Kristen Rumley '15 prepares for coaching role

by Chanelle Qi | 7/16/15 7:27pm

A self-described late bloomer, Kristen Rumley ’15 never imagined pitching in college. After initially starting her athletic career in soccer, Rumley switched over to softball at the age of seven and fell in love with a sport that would be deeply ingrained in the next decade and a half of her life.

The first few years of Rumley’s softball career were rocky, but after working with her father and switching to first base, Rumley improved quickly and her passion for softball grew. Never one to shy away from trying new things, however, Rumley knew she wanted to try pitching in middle school. Challenged by her father to spin the ball every morning before school, Rumley demonstrated her focus and drive by waking up early and doing so for six months.

Entering high school, the Houston native exceeded at her sport. In addition to being named second-team all-state as a junior, Rumley helped her team clinch the district championship in 2008 and 2010.

After committing to the College the fall of her senior year, Rumley entered the women’s softball team not quite knowing what to expect from the program. Her softball career continued to grow, as she was positioned as starting pitcher her freshman year. In the same year, Rumley was chosen as the team’s MVP and also garnered an all-Ivy honorable mention. From there, Rumley’s softball career became one for the record books. Two Ivy League championships and three Ivy League Pitcher of the Year designations later, Rumley leaves behind a legacy that will be hard to match.

“I didn’t imagine Dartmouth happening as it happened,” Rumley said. “We had a great four years and really turned the program around. Being part of that process was amazing.”

A recent graduate, Rumley will continue to contribute to the women’s softball team in her new position of assistant coach in the upcoming 2016 season. The possibility of coaching for the team became a reality for Rumley the winter of her senior year.

“I went through job recruiting, but I still didn’t have any idea of what I wanted to do,” Rumley said. “As February rolled around, my coach asked me how the job search was going. That was when she asked me if I had ever thought of coaching.”

Although Rumley knew that the assistant coaching position would be vacated at the end of her senior year, she had not previously considered coaching.

“I thought about being part of the program and how I loved my experience so much,” she said. “I remember thinking that I’d love to see how the team develops, and I fell in love with the idea.”

Softball head coach Shannon Doepking said in an interview with Dartmouth Sports that Rumley cares deeply and has contributed a lot to the program.

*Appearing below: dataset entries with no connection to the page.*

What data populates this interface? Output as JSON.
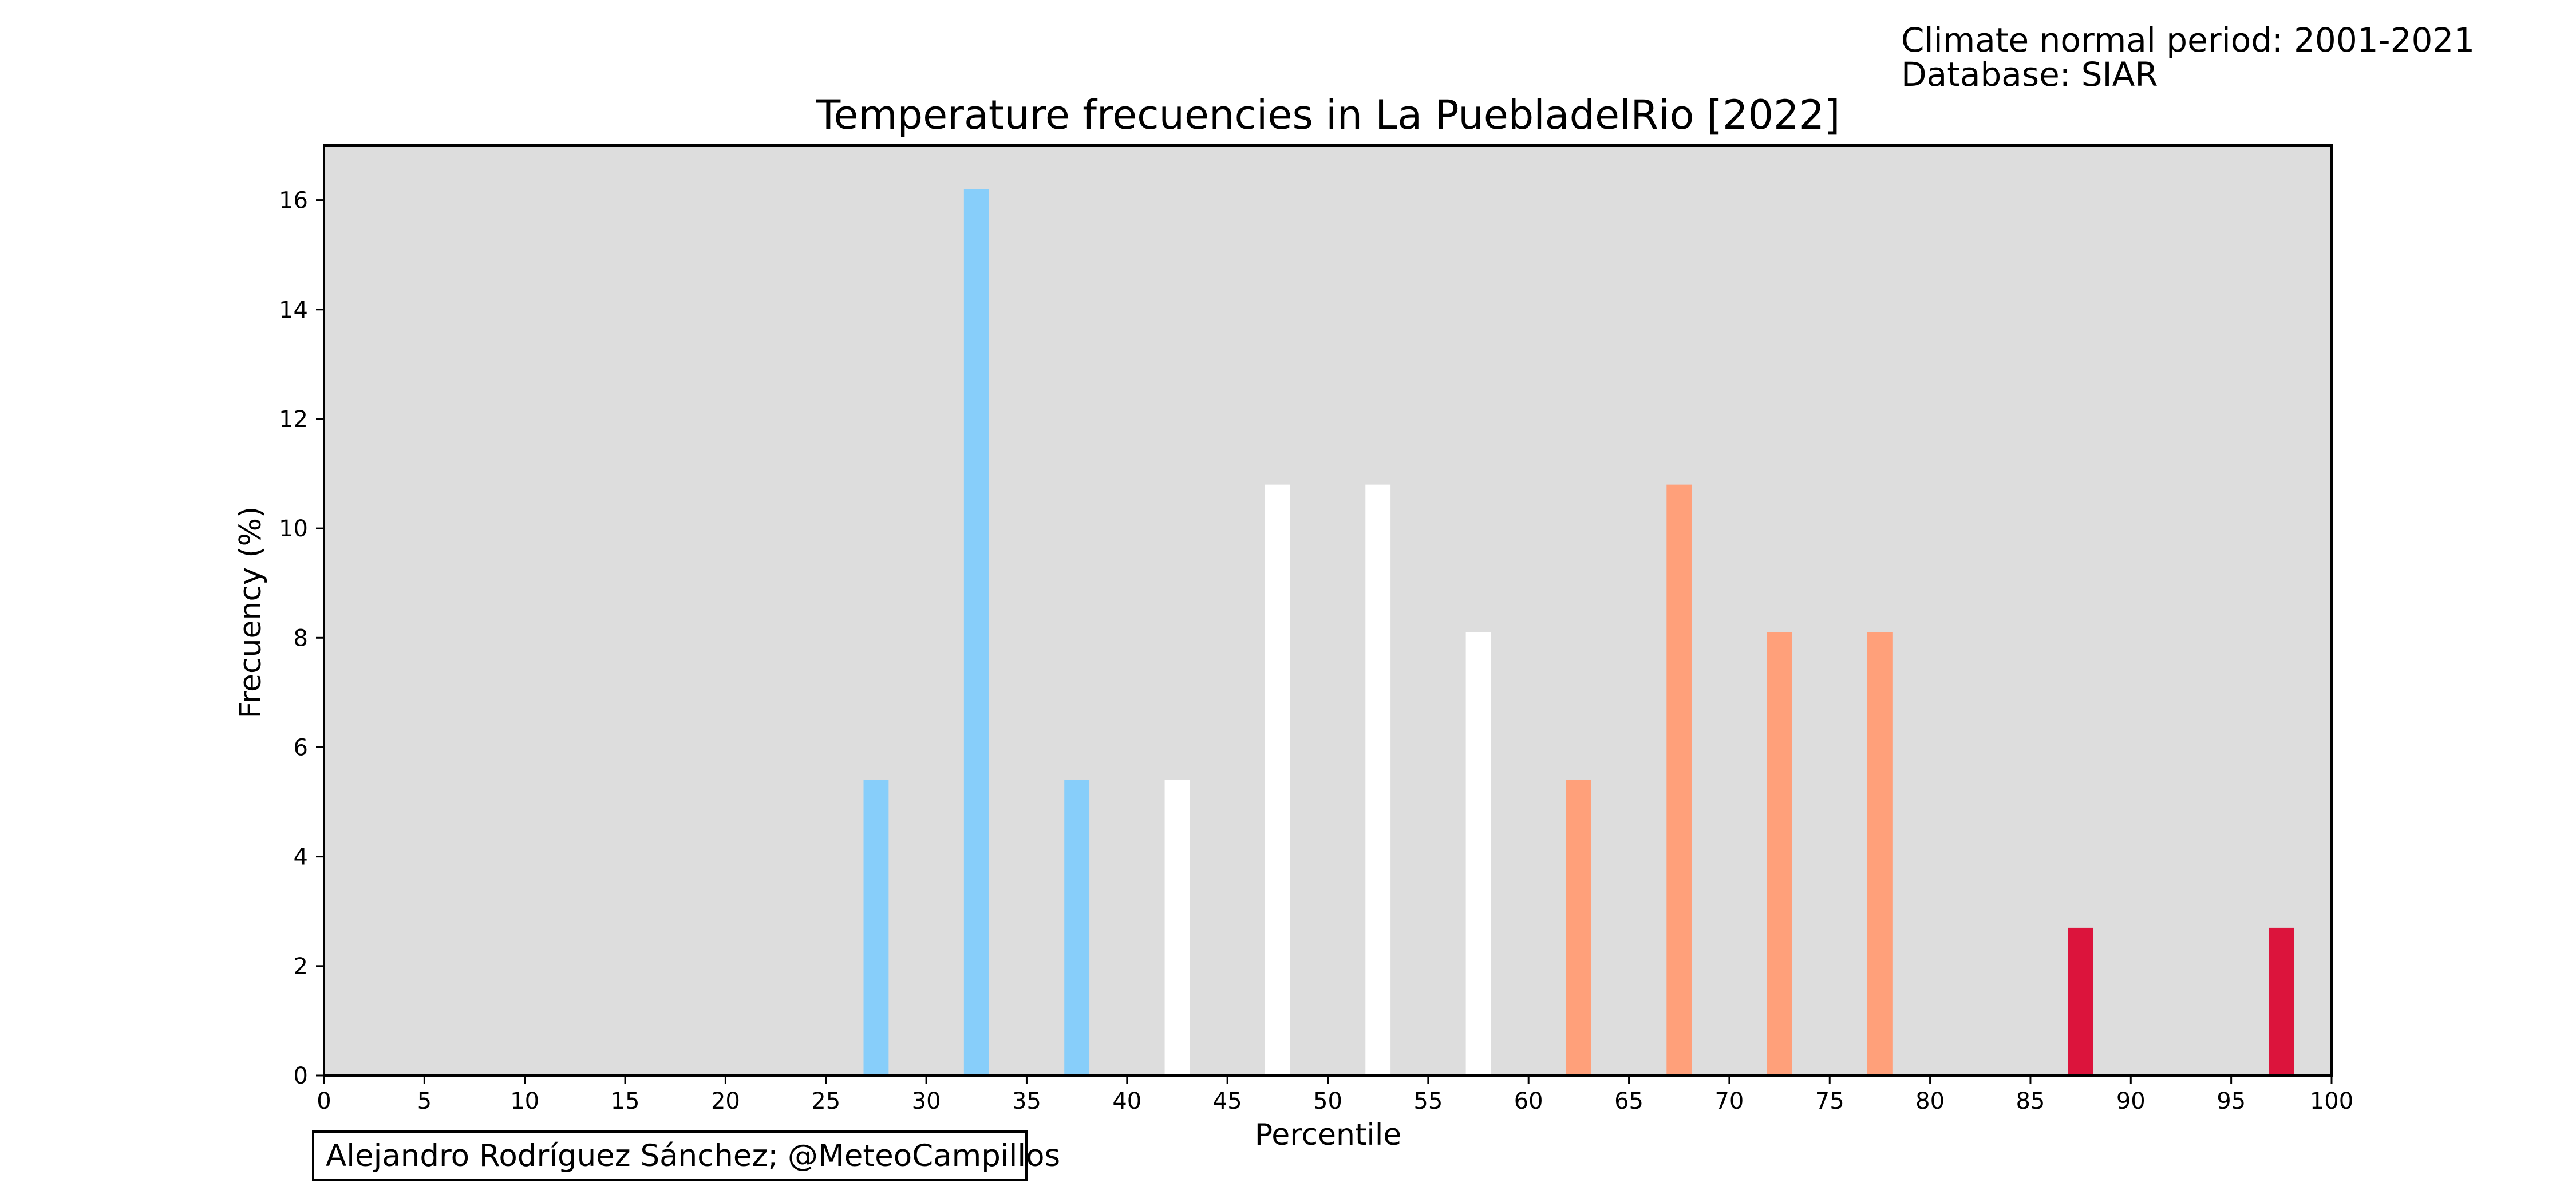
{
  "header": {
    "normal_period": "Climate normal period: 2001-2021",
    "database": "Database: SIAR"
  },
  "credit": "Alejandro Rodríguez Sánchez; @MeteoCampillos",
  "chart_data": {
    "type": "bar",
    "title": "Temperature frecuencies in La PuebladelRio [2022]",
    "xlabel": "Percentile",
    "ylabel": "Frecuency (%)",
    "xlim": [
      0,
      100
    ],
    "ylim": [
      0,
      17
    ],
    "xticks": [
      "0",
      "5",
      "10",
      "15",
      "20",
      "25",
      "30",
      "35",
      "40",
      "45",
      "50",
      "55",
      "60",
      "65",
      "70",
      "75",
      "80",
      "85",
      "90",
      "95",
      "100"
    ],
    "yticks": [
      "0",
      "2",
      "4",
      "6",
      "8",
      "10",
      "12",
      "14",
      "16"
    ],
    "plot_background": "#dddddd",
    "grid": false,
    "bar_width": 1.25,
    "bars": [
      {
        "x": 27.5,
        "value": 5.4,
        "color": "#87cefa"
      },
      {
        "x": 32.5,
        "value": 16.2,
        "color": "#87cefa"
      },
      {
        "x": 37.5,
        "value": 5.4,
        "color": "#87cefa"
      },
      {
        "x": 42.5,
        "value": 5.4,
        "color": "#ffffff"
      },
      {
        "x": 47.5,
        "value": 10.8,
        "color": "#ffffff"
      },
      {
        "x": 52.5,
        "value": 10.8,
        "color": "#ffffff"
      },
      {
        "x": 57.5,
        "value": 8.1,
        "color": "#ffffff"
      },
      {
        "x": 62.5,
        "value": 5.4,
        "color": "#ffa07a"
      },
      {
        "x": 67.5,
        "value": 10.8,
        "color": "#ffa07a"
      },
      {
        "x": 72.5,
        "value": 8.1,
        "color": "#ffa07a"
      },
      {
        "x": 77.5,
        "value": 8.1,
        "color": "#ffa07a"
      },
      {
        "x": 87.5,
        "value": 2.7,
        "color": "#dc143c"
      },
      {
        "x": 97.5,
        "value": 2.7,
        "color": "#dc143c"
      }
    ]
  }
}
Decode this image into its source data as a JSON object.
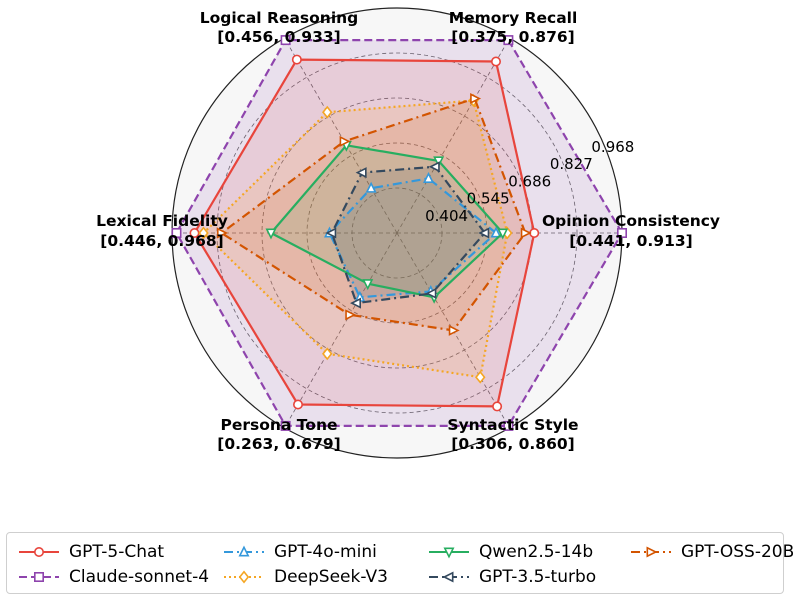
{
  "chart_data": {
    "type": "radar",
    "axes": [
      {
        "name": "Opinion Consistency",
        "range_label": "[0.441, 0.913]",
        "min": 0.441,
        "max": 0.913
      },
      {
        "name": "Memory Recall",
        "range_label": "[0.375, 0.876]",
        "min": 0.375,
        "max": 0.876
      },
      {
        "name": "Logical Reasoning",
        "range_label": "[0.456, 0.933]",
        "min": 0.456,
        "max": 0.933
      },
      {
        "name": "Lexical Fidelity",
        "range_label": "[0.446, 0.968]",
        "min": 0.446,
        "max": 0.968
      },
      {
        "name": "Persona Tone",
        "range_label": "[0.263, 0.679]",
        "min": 0.263,
        "max": 0.679
      },
      {
        "name": "Syntactic Style",
        "range_label": "[0.306, 0.860]",
        "min": 0.306,
        "max": 0.86
      }
    ],
    "radial_ticks": [
      "0.404",
      "0.545",
      "0.686",
      "0.827",
      "0.968"
    ],
    "grid": true,
    "legend_position": "bottom",
    "series": [
      {
        "name": "GPT-5-Chat",
        "color": "#e8453c",
        "linestyle": "solid",
        "marker": "circle",
        "values": [
          0.61,
          0.88,
          0.89,
          0.9,
          0.88,
          0.89
        ]
      },
      {
        "name": "Claude-sonnet-4",
        "color": "#8e44ad",
        "linestyle": "dashed",
        "marker": "square",
        "values": [
          1.0,
          0.99,
          0.99,
          0.98,
          0.99,
          0.99
        ]
      },
      {
        "name": "GPT-4o-mini",
        "color": "#3498db",
        "linestyle": "dashdot",
        "marker": "triangle-up",
        "values": [
          0.44,
          0.28,
          0.23,
          0.3,
          0.33,
          0.3
        ]
      },
      {
        "name": "DeepSeek-V3",
        "color": "#f5a623",
        "linestyle": "dotted",
        "marker": "diamond",
        "values": [
          0.49,
          0.68,
          0.62,
          0.86,
          0.62,
          0.74
        ]
      },
      {
        "name": "Qwen2.5-14b",
        "color": "#27ae60",
        "linestyle": "solid",
        "marker": "triangle-down",
        "values": [
          0.47,
          0.37,
          0.45,
          0.56,
          0.26,
          0.33
        ]
      },
      {
        "name": "GPT-3.5-turbo",
        "color": "#34495e",
        "linestyle": "dashdot",
        "marker": "triangle-left",
        "values": [
          0.39,
          0.34,
          0.31,
          0.29,
          0.36,
          0.31
        ]
      },
      {
        "name": "GPT-OSS-20B",
        "color": "#d35400",
        "linestyle": "dashdot",
        "marker": "triangle-right",
        "values": [
          0.57,
          0.69,
          0.47,
          0.78,
          0.42,
          0.5
        ]
      }
    ]
  }
}
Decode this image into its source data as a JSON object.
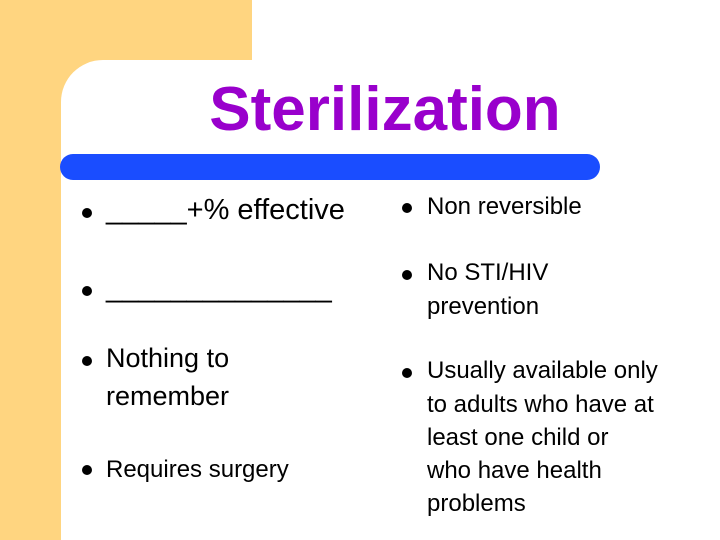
{
  "title": "Sterilization",
  "colors": {
    "accent": "#9900cc",
    "bar": "#1a4dff",
    "corner": "#ffd580"
  },
  "left_bullets": [
    {
      "line1": "_____+% effective"
    },
    {
      "line1": "______________"
    },
    {
      "line1": "Nothing to",
      "line2": "remember"
    },
    {
      "line1": "Requires surgery"
    }
  ],
  "right_bullets": [
    {
      "line1": "Non reversible"
    },
    {
      "line1": "No STI/HIV",
      "line2": "prevention"
    },
    {
      "line1": "Usually available only",
      "line2": "to adults who have at",
      "line3": "least one child or",
      "line4": "who have health",
      "line5": "problems"
    }
  ]
}
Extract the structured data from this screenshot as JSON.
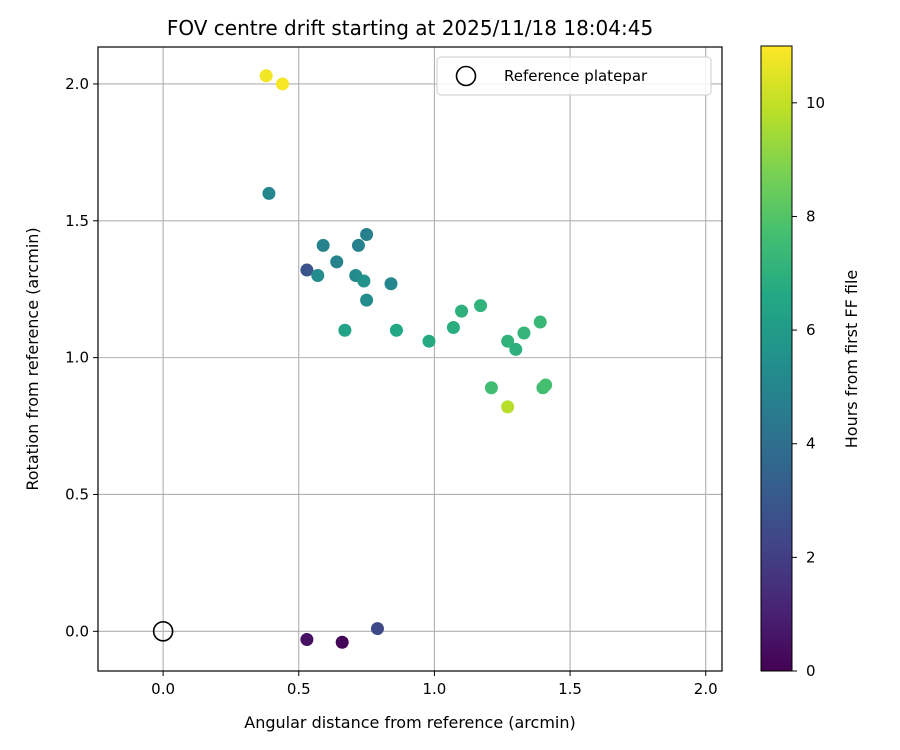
{
  "chart_data": {
    "type": "scatter",
    "title": "FOV centre drift starting at 2025/11/18 18:04:45",
    "xlabel": "Angular distance from reference (arcmin)",
    "ylabel": "Rotation from reference (arcmin)",
    "xlim": [
      -0.24,
      2.06
    ],
    "ylim": [
      -0.145,
      2.135
    ],
    "xticks": [
      0.0,
      0.5,
      1.0,
      1.5,
      2.0
    ],
    "xtick_labels": [
      "0.0",
      "0.5",
      "1.0",
      "1.5",
      "2.0"
    ],
    "yticks": [
      0.0,
      0.5,
      1.0,
      1.5,
      2.0
    ],
    "ytick_labels": [
      "0.0",
      "0.5",
      "1.0",
      "1.5",
      "2.0"
    ],
    "grid": true,
    "reference": {
      "x": 0.0,
      "y": 0.0,
      "label": "Reference platepar"
    },
    "legend": {
      "location": "top-right",
      "entries": [
        "Reference platepar"
      ]
    },
    "colorbar": {
      "label": "Hours from first FF file",
      "colormap": "viridis",
      "range": [
        0,
        11
      ],
      "ticks": [
        0,
        2,
        4,
        6,
        8,
        10
      ],
      "tick_labels": [
        "0",
        "2",
        "4",
        "6",
        "8",
        "10"
      ]
    },
    "points": [
      {
        "x": 0.66,
        "y": -0.04,
        "hours": 0.1
      },
      {
        "x": 0.53,
        "y": -0.03,
        "hours": 0.5
      },
      {
        "x": 0.79,
        "y": 0.01,
        "hours": 2.4
      },
      {
        "x": 0.53,
        "y": 1.32,
        "hours": 2.8
      },
      {
        "x": 0.75,
        "y": 1.45,
        "hours": 4.7
      },
      {
        "x": 0.72,
        "y": 1.41,
        "hours": 4.8
      },
      {
        "x": 0.59,
        "y": 1.41,
        "hours": 4.9
      },
      {
        "x": 0.64,
        "y": 1.35,
        "hours": 4.9
      },
      {
        "x": 0.39,
        "y": 1.6,
        "hours": 5.0
      },
      {
        "x": 0.84,
        "y": 1.27,
        "hours": 5.0
      },
      {
        "x": 0.71,
        "y": 1.3,
        "hours": 5.2
      },
      {
        "x": 0.57,
        "y": 1.3,
        "hours": 5.3
      },
      {
        "x": 0.75,
        "y": 1.21,
        "hours": 5.3
      },
      {
        "x": 0.74,
        "y": 1.28,
        "hours": 5.6
      },
      {
        "x": 0.67,
        "y": 1.1,
        "hours": 6.3
      },
      {
        "x": 0.86,
        "y": 1.1,
        "hours": 6.6
      },
      {
        "x": 0.98,
        "y": 1.06,
        "hours": 6.7
      },
      {
        "x": 1.07,
        "y": 1.11,
        "hours": 6.9
      },
      {
        "x": 1.1,
        "y": 1.17,
        "hours": 7.0
      },
      {
        "x": 1.17,
        "y": 1.19,
        "hours": 7.1
      },
      {
        "x": 1.27,
        "y": 1.06,
        "hours": 7.1
      },
      {
        "x": 1.3,
        "y": 1.03,
        "hours": 7.0
      },
      {
        "x": 1.33,
        "y": 1.09,
        "hours": 7.2
      },
      {
        "x": 1.39,
        "y": 1.13,
        "hours": 7.3
      },
      {
        "x": 1.21,
        "y": 0.89,
        "hours": 7.6
      },
      {
        "x": 1.4,
        "y": 0.89,
        "hours": 7.6
      },
      {
        "x": 1.41,
        "y": 0.9,
        "hours": 7.7
      },
      {
        "x": 1.27,
        "y": 0.82,
        "hours": 9.8
      },
      {
        "x": 0.38,
        "y": 2.03,
        "hours": 10.8
      },
      {
        "x": 0.44,
        "y": 2.0,
        "hours": 10.9
      }
    ]
  }
}
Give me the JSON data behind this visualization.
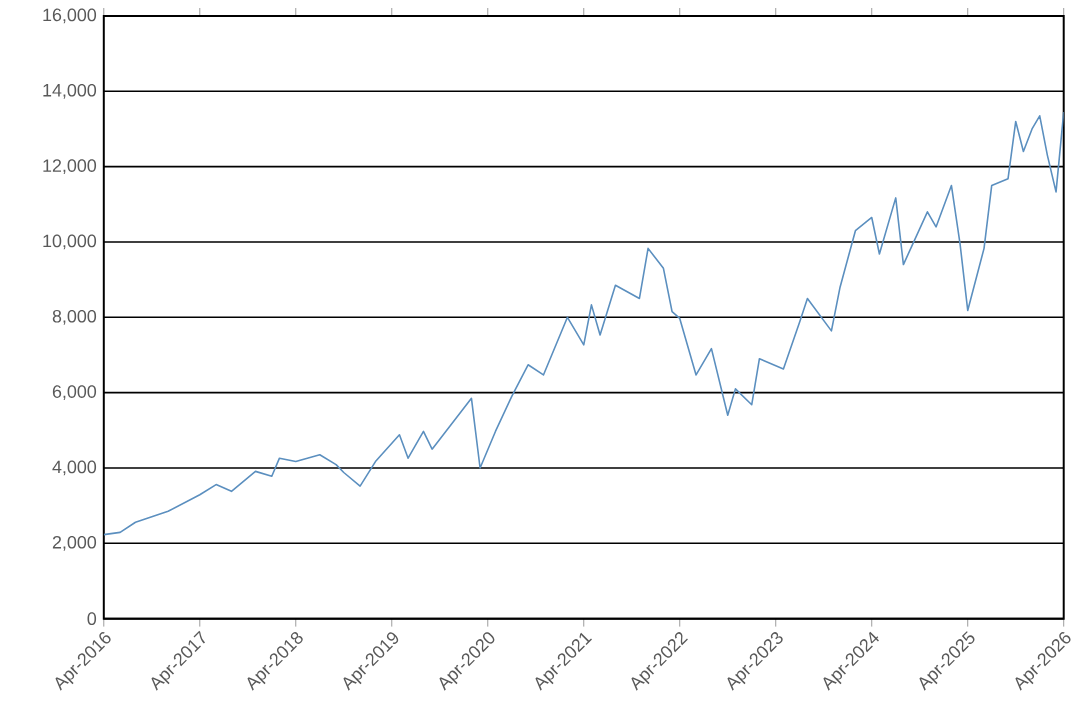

“She was a tremendous pitcher with a wealth of knowledge, and I’m eager to see the impact she will have on our pitching staff,” she said.

Rumley’s former role as team captain for the women’s softball team gave her leadership experience, which she found to be helpful in her transition from player to assistant coach.

“I think my experience of stepping into a leadership role and knowing that I have to become a leader and know how to work with other players will really help me,” Rumley said.

Rumley’s main goal as assistant coach is simple — continue to improve the women’s softball program.

“I’m going to give the same effort as a coach that I did as a player. I want nothing more than to continue that experience,” Rumley said.

Former teammate Maddie Damore ’17 expressed excitement over Rumley’s new position as assistant coach, noting that Rumley consistently delivered a high degree of effort.

“Personality-wise, she’s laidback in an approachable way,” Damore said. “She’s a three-time Ivy League Pitcher of the Year, yet she’s still a normal person who works super hard.”

In addition, Damore sees the addition of Rumley to the coaching staff as being especially beneficial to keeping the close team dynamic that permeates the softball team.

“We preach family a lot as a team, and [Rumley] brought so much of that aspect to the table as a player,” she said. “We’re all really excited to see how she grows as a coach.”